As for series box sets, I enjoy binge watching a well-made TV show as much as the next person. Right now I'm deep into Rainer Werner Fassbinder's sprawling 15-hour mini-series Berlin Alexanderplatz. As great as the first season is, there's unlikely to be a second; Alfred Döblin who wrote the 1929 novel dubbed the "German Ulysses" has long since expired, and Fassbinder, the wunderkind of new German cinema, died of a drug overdose in 1982. But still, the existing series is a thing of sepia-toned magnitude that sometimes feels more like an act of endurance than a pleasurable watching experience, and you do wonder how so many Germans stayed glued to their boxes back in 1980. Browbeaten by the bleak storyline and bewildered by the Brechtian detachment the direction imbues, it's a tough sell even for a Fassbinder obsessive like myself, and yet each episode stays with you for days. It feels weighty and significant and the apotheosis of an immense artistic vision, with the antihero Franz Biberkopf somehow inveigling his way into our affections despite being a repellent brut who murdered his wife.

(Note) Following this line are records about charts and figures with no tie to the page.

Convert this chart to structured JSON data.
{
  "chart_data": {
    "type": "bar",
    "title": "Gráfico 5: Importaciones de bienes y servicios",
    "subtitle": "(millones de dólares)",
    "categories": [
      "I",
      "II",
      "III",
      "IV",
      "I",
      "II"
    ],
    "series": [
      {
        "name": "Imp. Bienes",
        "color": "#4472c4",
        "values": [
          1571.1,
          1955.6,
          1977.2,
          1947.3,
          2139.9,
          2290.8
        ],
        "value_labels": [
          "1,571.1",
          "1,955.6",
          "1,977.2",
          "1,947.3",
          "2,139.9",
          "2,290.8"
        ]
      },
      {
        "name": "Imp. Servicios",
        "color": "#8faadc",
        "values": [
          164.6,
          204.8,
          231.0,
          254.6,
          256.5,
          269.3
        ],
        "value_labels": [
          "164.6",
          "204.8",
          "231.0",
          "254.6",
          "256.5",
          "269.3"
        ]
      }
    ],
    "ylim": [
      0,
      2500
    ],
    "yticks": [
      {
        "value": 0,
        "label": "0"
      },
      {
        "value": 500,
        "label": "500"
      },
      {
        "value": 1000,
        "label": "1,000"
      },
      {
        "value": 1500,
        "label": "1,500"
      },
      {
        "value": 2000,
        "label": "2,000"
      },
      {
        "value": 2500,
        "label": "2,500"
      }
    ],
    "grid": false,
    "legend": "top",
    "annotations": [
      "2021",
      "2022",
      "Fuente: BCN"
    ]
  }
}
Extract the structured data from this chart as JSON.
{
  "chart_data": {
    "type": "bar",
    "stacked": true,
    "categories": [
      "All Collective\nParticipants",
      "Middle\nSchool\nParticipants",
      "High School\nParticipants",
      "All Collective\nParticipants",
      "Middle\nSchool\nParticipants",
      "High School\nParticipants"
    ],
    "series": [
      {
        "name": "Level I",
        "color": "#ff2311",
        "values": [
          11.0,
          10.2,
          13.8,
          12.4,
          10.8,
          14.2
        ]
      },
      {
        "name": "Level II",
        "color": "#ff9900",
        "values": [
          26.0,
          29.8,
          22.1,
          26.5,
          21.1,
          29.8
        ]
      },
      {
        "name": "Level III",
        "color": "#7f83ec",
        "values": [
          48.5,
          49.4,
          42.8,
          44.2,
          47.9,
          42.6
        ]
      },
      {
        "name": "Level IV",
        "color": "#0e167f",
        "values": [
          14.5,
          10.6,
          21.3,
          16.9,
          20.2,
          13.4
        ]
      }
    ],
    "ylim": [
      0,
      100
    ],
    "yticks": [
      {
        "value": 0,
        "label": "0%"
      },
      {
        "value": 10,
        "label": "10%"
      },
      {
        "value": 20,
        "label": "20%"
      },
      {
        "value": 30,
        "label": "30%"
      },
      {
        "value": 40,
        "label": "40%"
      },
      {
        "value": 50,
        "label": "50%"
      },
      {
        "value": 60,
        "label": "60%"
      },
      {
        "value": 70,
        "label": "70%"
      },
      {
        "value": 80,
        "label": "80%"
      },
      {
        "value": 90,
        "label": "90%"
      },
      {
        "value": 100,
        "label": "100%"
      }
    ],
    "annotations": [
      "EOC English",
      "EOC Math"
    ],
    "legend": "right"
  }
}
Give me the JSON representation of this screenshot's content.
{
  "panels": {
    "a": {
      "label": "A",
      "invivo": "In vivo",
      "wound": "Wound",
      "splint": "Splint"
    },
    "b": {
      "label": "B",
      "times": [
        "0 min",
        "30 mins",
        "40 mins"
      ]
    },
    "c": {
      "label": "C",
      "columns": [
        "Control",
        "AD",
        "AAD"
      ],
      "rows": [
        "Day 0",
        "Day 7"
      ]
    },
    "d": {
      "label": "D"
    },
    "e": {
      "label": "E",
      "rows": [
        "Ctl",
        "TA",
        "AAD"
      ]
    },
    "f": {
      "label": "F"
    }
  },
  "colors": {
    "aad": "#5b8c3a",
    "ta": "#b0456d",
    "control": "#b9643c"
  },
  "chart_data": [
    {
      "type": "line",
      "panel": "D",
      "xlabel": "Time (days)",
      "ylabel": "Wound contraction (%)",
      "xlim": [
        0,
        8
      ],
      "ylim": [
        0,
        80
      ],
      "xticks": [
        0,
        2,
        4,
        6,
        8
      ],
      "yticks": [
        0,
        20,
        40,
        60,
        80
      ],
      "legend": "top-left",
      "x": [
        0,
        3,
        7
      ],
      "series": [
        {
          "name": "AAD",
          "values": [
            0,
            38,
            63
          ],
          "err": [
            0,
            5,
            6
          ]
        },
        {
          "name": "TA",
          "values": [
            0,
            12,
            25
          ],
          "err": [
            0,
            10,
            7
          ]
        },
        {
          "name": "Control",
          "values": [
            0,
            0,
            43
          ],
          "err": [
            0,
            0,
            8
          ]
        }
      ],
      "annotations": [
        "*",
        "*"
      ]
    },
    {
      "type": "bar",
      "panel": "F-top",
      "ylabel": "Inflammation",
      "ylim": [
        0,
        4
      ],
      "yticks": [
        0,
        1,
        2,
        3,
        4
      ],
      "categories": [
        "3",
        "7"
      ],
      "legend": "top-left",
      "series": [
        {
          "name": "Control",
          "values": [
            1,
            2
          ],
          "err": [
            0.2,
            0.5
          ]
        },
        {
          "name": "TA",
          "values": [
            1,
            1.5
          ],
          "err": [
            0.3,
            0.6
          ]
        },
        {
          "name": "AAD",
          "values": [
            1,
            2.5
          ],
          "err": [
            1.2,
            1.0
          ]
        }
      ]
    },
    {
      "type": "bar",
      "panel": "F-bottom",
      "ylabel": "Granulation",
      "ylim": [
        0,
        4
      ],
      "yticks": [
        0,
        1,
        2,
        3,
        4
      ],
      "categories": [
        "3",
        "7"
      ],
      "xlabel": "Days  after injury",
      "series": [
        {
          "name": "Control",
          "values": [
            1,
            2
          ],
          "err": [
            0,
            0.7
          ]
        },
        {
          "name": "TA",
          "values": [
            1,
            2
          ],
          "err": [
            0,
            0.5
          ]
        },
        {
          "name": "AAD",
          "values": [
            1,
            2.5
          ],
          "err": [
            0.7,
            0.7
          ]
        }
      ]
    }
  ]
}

Berlin Alexanderplatz is often referred to as Fassbinder's masterpiece and it is regarded as a high-water mark in German television. The original 16mm film was digitally restored in 2006 using an ARRI scanner with each frame enhanced from the original colour and manually checked for scratches and tears, while RWF's cinematographer, Xaver Schwarzenberger, was hired to supervise the restoration of over 1.4 million frames. The new 35mm negative copy was finally fit for movie theatres, which it wouldn't have been in its original format - an oversight that wasn't uncommon in the analogue age. How I know all this is because I watched the DVD extra feature about the restoration, and very enlightening it was too. You'll not see anything like Berlin Alexanderplatz - or its extras - unless you're prepared to hunt down the DVD. The company that brought the series back to life, Second Sight, also reissued another classic German series, Heimat - all three-and-a-half-thousand minutes of it. Other companies reviving old titles and raiding the vaults of the majors to satisfy the worldwide cinephile community include Masters of Cinema (now in collaboration with film distributors Eureka!), cult horror specialists Arrow Video and the similarly monikered Second Run, who's new release is Miloš Forman's Cerný Petr, is one of the essential movies of the Czech New Wave.

These films are chosen for their artistic merits. In comparison, streaming seems to deliberately strip films of all context, hides the name of the director, gives you the option to skip the intro and minimises the credits in a ruse to make you consume more. If you find a DVD with, say, Artificial Eye on the spine whilst rifling through the shelves of a charity shop, you can expect to find something worth watching when you get it home even if you don't recognise the name of the film or its director. To equate highbrow with good and lowbrow with bad would make for a monochrome and drab existence, and nobody wants to live in a world of absolutes. I'm not saying you won't find artistry within the myriad titles on Netflix, but to the company that streams it it's just another piece of content added to more content to attract more streams of revenue. It certainly never felt that automated or impersonal hiring a film from the DVD rental shop at the end of the road that's now been turned into a Nandos.